Can patriotism be sufficient reason and justification for forced exposure to, and endurance of, such savagery? In another of his poems, describing the horrors of a gas attack, Owen protests at, “The old Lie; Dulce et decorum est pro patria mori.” How can the human equivalent of an abattoir on a colossal scale seriously and conceivably be described as ‘sweet and becoming’?
If religious terminology and rituals are utterly out-of-place and irrelevant in the hell of warfare, then how can church and state, shoulder to shoulder, join in a call to arms? What then does the church have to offer the soldier? In a poem about the return home of a legless, wheel-chaired soldier, whom no-one was in a hurry to engage with, “only a solemn man, who brought him fruits, thanked him, and then inquired about his soul.” Shame about your body, but how’s your soul?
The church’s relationship to the state, it seems to me, should be a ‘prophetic’ one, in the best traditions of the Hebrew Bible. It is there to ‘hold to account’ – to support only what is positive, constructive and life-giving, and to fearlessly and steadfastly oppose what is not. Arguably, the most ‘religious’ response to the unwanted, senseless savagery of warfare came from the men who, at Christmas 1914, called a brief halt to the hateful madness and recognised their enforced ‘enemies’ as fellow human beings.

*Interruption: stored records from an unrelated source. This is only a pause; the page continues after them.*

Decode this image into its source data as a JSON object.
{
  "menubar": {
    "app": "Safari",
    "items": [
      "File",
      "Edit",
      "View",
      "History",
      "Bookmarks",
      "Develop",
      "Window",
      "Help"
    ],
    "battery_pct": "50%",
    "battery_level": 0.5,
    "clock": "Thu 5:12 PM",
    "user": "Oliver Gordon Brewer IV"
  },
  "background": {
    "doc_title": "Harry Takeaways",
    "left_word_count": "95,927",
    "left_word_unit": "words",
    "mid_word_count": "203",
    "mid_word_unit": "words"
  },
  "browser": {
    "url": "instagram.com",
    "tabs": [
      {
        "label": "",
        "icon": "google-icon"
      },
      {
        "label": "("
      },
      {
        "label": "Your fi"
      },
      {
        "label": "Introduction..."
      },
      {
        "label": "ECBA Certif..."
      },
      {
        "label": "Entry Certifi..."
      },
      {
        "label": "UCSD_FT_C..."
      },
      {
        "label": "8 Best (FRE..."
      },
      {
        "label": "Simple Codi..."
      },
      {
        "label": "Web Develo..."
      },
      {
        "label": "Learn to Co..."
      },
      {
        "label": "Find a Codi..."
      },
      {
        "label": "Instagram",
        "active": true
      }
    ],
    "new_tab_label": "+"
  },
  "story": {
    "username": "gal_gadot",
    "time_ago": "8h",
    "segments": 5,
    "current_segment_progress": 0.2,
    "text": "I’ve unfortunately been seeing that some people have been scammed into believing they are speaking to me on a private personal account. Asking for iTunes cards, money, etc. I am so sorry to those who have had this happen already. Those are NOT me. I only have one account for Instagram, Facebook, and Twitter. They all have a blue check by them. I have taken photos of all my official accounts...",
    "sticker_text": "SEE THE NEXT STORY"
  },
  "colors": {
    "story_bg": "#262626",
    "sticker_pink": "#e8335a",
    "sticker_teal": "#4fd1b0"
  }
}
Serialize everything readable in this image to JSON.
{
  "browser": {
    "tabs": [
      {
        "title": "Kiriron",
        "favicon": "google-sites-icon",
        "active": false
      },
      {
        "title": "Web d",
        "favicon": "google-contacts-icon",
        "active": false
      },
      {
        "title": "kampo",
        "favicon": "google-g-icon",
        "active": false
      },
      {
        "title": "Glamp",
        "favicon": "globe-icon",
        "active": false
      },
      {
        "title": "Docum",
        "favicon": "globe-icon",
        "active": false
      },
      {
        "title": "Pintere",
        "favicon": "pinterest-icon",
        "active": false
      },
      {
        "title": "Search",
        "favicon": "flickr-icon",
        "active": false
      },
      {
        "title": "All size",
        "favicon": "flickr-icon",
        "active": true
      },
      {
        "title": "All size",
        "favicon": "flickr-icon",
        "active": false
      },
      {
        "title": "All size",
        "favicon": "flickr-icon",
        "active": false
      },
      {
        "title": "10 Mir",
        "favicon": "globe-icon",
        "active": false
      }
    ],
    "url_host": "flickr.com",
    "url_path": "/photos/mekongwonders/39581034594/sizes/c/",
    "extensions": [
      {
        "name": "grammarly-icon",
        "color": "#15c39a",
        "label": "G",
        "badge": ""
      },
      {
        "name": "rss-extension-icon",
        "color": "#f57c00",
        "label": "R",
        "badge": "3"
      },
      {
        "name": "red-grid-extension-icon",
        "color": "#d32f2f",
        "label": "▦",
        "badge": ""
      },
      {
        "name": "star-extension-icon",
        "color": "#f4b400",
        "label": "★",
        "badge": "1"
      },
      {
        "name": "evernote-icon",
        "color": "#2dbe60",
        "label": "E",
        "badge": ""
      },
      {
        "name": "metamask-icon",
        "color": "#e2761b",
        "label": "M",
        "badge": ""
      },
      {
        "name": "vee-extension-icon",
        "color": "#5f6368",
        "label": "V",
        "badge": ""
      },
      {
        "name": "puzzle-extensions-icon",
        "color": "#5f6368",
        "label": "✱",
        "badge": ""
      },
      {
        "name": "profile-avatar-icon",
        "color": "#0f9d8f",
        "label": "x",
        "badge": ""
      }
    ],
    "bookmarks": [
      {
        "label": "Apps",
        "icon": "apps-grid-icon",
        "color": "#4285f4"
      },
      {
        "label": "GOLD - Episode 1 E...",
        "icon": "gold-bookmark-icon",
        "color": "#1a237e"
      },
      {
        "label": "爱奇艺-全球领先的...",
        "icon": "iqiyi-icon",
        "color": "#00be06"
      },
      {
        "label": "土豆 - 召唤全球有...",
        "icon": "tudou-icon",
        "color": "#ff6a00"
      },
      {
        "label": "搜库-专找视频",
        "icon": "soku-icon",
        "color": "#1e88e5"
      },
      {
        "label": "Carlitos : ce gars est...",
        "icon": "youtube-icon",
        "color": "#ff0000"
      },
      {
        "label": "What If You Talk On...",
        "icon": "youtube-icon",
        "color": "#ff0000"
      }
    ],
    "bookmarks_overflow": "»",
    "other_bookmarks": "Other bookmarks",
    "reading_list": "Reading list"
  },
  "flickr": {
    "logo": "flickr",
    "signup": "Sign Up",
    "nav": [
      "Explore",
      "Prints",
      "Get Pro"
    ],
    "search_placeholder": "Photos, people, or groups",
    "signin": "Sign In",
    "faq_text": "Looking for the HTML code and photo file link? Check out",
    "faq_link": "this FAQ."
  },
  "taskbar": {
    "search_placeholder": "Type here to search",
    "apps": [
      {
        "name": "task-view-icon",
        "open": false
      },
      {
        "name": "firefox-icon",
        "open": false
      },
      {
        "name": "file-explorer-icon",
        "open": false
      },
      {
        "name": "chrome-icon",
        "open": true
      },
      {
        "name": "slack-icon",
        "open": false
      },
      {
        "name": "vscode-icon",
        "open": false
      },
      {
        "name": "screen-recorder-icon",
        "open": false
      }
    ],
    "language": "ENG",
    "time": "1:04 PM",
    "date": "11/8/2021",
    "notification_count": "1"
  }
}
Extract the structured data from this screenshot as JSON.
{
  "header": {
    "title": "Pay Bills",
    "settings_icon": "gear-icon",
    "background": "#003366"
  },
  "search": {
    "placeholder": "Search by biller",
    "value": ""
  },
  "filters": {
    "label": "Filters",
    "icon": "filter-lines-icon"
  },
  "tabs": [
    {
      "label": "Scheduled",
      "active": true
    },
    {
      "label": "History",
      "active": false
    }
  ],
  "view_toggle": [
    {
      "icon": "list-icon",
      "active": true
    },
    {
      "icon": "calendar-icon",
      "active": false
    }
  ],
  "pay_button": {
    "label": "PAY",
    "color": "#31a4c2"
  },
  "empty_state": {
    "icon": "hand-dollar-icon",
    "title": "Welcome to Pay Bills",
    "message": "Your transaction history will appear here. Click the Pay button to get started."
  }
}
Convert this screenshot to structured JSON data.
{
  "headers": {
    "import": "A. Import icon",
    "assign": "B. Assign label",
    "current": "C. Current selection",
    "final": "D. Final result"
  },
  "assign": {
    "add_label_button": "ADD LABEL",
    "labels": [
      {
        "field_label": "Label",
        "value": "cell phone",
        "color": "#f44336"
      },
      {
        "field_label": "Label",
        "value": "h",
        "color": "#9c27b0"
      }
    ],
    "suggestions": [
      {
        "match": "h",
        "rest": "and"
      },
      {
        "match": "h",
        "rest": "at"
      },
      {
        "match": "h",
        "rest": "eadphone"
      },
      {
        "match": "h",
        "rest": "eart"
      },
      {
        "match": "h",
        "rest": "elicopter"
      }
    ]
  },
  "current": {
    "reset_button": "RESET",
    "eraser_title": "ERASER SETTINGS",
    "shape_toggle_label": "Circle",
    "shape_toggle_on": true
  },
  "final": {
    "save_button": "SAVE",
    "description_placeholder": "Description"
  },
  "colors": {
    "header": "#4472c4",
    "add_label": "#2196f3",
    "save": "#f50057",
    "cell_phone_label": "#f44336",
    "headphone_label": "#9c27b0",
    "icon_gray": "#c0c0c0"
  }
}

There are those who bemoan the decline of religion, as measured in the disappearance of churches, and who tell us that, to avoid going to hell in a hand cart, the world needs more religious people. No it doesn’t! What it continually needs is more and more, good-and-decent people, religious or otherwise, who will stand up and be counted, when opposition to the unacceptable is called for.